Baca: SBY Beberkan Bukti Ketidaknetralan BIN, TNI dan Polri di Pilkada
SBY sebelumnya menyebut Badan Intelijen Negara (BIN), TNI dan Polri tidak netral dalam menghadapi pesta demokrasi. Dia mengungkit pilkada DKI Jakarta 2017.
Calon wakil gubernur yang diusung Partai Demokrat, Sylviana Murni, berkali-kali dipanggil kepolisian untuk diperiksa terkait dugaan korupsi dalam pengelolaan dana bantuan sosial pemerintah DKI di Kwarda Pramuka DKI Jakarta tahun anggaran 2014 dan 2015. Suami Sylviana, Gde Sardjana, juga beberapa kali diperiksa kepolisian terkait aliran dana ke terduga pelaku makar.
SBY menyebut pemanggilan itu janggal. Dia juga mengungkit saat namanya disebut oleh mantan Ketua Komisi Pemberantasan Korupsi Antasari Azhar sebagai dalang yang membuat Antasari dipenjara.
Komaruddin balik mempertanyakan pernyataan SBY itu. Dia menyoal kasus yang menjerat Antasari saat tengah mengusut dugaan korupsi pengadaan alat IT di Komisi Pemilihan Umum saat pemilu legislatif 2009. Komaruddin juga menyebut SBY memberikan iming-iming jabatan pengurus teras partai kepada komisioner KPU Anas Urbaningrum dan Andi Nurpati.

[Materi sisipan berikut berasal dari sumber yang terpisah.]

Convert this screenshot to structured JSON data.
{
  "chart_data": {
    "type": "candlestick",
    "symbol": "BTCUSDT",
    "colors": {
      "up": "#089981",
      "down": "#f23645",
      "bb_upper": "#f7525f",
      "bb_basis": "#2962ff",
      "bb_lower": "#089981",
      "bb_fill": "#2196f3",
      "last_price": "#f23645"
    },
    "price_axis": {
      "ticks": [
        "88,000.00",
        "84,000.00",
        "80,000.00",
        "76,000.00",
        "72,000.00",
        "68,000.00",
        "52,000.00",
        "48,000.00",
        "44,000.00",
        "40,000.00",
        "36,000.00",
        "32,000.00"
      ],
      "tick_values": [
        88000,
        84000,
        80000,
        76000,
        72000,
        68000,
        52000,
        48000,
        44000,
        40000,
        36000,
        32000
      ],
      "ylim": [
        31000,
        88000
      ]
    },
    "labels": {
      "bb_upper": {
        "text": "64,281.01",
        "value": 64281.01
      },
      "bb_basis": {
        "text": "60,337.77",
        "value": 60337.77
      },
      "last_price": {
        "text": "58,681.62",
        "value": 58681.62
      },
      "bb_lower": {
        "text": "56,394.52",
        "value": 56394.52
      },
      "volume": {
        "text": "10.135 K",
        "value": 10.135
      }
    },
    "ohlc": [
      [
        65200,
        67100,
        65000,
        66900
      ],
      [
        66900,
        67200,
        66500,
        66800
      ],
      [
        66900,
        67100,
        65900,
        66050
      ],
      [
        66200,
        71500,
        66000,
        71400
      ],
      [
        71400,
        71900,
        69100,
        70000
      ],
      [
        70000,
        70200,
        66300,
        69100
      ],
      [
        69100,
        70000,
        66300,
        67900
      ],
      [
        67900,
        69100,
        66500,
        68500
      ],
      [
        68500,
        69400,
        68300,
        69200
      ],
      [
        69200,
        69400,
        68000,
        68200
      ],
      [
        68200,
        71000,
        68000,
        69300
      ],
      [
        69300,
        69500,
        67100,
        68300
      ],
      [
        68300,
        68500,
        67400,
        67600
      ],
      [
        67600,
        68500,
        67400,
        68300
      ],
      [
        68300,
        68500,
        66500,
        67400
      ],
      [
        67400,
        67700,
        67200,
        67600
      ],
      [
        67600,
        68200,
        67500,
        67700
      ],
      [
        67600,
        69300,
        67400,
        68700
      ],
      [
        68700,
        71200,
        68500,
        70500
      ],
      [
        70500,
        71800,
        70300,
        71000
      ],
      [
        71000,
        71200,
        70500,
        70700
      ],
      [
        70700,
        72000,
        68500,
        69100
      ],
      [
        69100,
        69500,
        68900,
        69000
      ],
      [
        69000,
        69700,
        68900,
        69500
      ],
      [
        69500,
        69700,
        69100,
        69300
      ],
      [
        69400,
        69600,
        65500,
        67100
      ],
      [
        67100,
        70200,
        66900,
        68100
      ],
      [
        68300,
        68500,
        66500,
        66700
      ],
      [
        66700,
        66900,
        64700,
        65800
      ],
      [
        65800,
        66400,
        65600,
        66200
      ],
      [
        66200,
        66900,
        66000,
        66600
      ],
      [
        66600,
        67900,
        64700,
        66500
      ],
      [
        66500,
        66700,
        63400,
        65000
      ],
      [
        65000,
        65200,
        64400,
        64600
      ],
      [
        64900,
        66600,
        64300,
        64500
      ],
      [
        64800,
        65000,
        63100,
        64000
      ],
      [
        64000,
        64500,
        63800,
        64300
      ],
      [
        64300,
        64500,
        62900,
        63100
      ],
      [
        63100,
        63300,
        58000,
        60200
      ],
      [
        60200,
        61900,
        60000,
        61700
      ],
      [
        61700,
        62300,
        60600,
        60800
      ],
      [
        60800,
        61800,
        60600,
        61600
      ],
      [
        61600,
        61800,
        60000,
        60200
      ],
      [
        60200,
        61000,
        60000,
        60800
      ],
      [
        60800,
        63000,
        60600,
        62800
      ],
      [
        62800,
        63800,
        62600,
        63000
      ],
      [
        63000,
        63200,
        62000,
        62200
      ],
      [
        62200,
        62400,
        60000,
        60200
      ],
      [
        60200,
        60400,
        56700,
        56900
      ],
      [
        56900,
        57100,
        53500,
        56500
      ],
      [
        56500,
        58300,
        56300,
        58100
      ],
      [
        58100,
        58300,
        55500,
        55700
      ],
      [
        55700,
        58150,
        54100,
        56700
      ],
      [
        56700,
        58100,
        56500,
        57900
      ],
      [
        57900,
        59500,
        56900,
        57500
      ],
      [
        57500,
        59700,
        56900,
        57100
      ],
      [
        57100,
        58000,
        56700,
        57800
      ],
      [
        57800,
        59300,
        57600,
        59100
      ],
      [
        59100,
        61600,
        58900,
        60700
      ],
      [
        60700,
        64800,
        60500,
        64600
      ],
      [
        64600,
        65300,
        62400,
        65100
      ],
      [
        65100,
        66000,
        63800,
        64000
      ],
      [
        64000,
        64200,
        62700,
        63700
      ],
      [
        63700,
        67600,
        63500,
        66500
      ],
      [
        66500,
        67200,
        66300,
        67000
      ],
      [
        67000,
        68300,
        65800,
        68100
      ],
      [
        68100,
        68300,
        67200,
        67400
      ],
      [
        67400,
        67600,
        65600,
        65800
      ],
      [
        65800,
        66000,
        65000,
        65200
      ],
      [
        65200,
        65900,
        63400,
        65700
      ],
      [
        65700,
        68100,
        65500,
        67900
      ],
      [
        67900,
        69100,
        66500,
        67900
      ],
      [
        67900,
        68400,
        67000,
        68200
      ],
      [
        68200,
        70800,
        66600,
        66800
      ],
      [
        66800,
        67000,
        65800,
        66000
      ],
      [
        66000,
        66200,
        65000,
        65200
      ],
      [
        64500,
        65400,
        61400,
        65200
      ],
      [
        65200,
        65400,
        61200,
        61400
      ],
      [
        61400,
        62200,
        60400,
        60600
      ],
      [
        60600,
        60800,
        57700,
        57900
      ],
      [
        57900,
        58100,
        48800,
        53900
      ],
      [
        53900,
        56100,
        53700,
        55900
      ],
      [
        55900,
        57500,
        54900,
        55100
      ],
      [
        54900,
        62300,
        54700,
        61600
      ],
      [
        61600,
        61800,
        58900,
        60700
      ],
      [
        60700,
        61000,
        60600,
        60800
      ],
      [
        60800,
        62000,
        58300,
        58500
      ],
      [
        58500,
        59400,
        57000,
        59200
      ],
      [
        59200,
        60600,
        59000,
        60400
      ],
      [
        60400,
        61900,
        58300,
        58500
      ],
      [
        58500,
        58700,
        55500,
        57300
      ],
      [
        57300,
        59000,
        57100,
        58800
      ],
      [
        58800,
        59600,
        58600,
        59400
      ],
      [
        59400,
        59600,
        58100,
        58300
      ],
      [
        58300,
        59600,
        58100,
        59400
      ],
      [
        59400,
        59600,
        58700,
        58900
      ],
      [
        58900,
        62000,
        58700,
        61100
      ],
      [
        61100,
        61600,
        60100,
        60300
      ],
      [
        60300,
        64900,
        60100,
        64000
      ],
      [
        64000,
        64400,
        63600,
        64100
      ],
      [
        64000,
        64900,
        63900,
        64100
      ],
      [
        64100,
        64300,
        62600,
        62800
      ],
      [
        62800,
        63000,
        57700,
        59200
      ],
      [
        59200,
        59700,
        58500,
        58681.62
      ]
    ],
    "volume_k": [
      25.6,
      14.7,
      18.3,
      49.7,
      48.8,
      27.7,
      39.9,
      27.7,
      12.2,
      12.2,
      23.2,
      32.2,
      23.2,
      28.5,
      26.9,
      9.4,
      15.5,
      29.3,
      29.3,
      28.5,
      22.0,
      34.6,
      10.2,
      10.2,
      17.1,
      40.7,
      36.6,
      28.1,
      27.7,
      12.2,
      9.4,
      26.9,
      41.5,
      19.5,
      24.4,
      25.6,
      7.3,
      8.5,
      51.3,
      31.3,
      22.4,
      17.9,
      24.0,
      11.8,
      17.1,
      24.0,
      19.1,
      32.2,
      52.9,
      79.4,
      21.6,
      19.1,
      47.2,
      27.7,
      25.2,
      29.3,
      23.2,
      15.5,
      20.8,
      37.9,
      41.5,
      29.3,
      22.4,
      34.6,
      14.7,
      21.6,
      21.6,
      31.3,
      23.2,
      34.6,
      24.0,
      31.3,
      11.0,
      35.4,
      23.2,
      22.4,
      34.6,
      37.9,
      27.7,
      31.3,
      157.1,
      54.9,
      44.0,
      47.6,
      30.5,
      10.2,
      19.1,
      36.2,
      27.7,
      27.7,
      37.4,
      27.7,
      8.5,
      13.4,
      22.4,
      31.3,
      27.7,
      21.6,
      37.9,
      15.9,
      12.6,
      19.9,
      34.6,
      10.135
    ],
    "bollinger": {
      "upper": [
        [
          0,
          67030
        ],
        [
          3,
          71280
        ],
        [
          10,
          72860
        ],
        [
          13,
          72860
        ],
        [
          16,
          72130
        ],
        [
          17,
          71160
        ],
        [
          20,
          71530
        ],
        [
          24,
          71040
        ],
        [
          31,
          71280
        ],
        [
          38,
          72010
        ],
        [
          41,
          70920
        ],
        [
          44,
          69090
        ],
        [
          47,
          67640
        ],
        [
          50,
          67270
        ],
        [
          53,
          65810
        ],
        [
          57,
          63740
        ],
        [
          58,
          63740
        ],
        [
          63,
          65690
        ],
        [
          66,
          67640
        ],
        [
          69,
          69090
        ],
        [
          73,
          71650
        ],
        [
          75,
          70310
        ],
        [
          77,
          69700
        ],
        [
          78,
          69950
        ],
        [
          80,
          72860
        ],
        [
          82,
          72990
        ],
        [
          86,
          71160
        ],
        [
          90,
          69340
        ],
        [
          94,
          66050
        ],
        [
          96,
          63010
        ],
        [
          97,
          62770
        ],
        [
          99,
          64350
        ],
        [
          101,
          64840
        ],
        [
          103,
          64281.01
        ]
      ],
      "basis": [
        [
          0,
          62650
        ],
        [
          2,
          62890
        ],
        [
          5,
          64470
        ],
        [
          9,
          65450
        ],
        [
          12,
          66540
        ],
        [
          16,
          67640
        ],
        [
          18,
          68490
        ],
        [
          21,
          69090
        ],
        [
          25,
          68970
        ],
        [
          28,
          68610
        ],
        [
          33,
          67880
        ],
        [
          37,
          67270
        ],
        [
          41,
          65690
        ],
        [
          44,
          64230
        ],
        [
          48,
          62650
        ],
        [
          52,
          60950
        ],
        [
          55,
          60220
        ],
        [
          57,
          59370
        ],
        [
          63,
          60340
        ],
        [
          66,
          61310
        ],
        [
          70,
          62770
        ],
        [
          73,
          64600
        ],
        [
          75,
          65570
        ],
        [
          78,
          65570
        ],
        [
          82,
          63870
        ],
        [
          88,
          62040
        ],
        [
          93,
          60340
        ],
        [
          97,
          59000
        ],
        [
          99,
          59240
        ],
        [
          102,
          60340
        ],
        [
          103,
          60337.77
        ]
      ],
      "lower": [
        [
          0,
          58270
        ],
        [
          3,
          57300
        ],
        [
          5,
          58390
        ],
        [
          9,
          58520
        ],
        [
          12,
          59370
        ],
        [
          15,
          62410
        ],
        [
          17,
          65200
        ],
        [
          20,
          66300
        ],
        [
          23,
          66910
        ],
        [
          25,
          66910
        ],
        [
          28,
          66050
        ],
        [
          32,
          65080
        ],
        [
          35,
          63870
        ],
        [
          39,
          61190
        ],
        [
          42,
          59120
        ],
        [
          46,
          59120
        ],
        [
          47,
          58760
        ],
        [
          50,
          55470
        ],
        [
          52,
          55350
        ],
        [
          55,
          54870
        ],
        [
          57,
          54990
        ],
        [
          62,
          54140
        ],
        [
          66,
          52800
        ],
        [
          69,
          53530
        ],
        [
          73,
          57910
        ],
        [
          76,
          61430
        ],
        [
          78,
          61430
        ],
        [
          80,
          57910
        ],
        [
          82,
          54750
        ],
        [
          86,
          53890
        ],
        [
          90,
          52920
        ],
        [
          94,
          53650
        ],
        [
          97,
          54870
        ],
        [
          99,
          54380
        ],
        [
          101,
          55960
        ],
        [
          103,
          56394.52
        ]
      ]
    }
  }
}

Baca: SBY Bertanya Soal Rumah Deddy Mizwar yang Digeledah Pj Gubernur
Tak hanya itu, Komaruddin melontarkan sejumlah serangan lain seperti manipulasi daftar pemilih tetap (DPT) pemilu 2009, penggunaan dana Anggaran Pendapatan dan Belanja Negara (APBN) melalui dana bantuan sosial untuk keperluan pemilu, dan penggunaan intelijen dalam pilpres 2004 dan 2009. "SBY-lah yang justru telah menggunakan alat-alat negara agar tidak netral," ujar Komaruddin.
Komaruddin pun meminta SBY tak menyamakan pemerintahan era dirinya dan Joko Widodo saat ini. Menurut Komaruddin, PDIP tentunya sudah menang dalam pilkada lalu jika memang menggunakan aparat negara.
Dia pun menyebut serangan ke pemerintahan Jokowi menunjukkan SBY tak memikirkan kepentingan bangsa dan negara, melainkan partai dan keluarganya. "Lebih pada persoalan bagaimana AHY dan Ibas yang diklaimnya sebagai keturunan Majapahit. Lalu begitu jago yang diusung di pilkada elektabilitas rendah, tiba-tiba salahkan penggunaan alat-alat negara," ujarnya.
Komaruddin mengatakan SBY sebaiknya buka-bukaan perihal apa yang terjadi dalam pilpres 2004 dan 2009 ketimbang terus menyalahkan Jokowi dan aparat negara.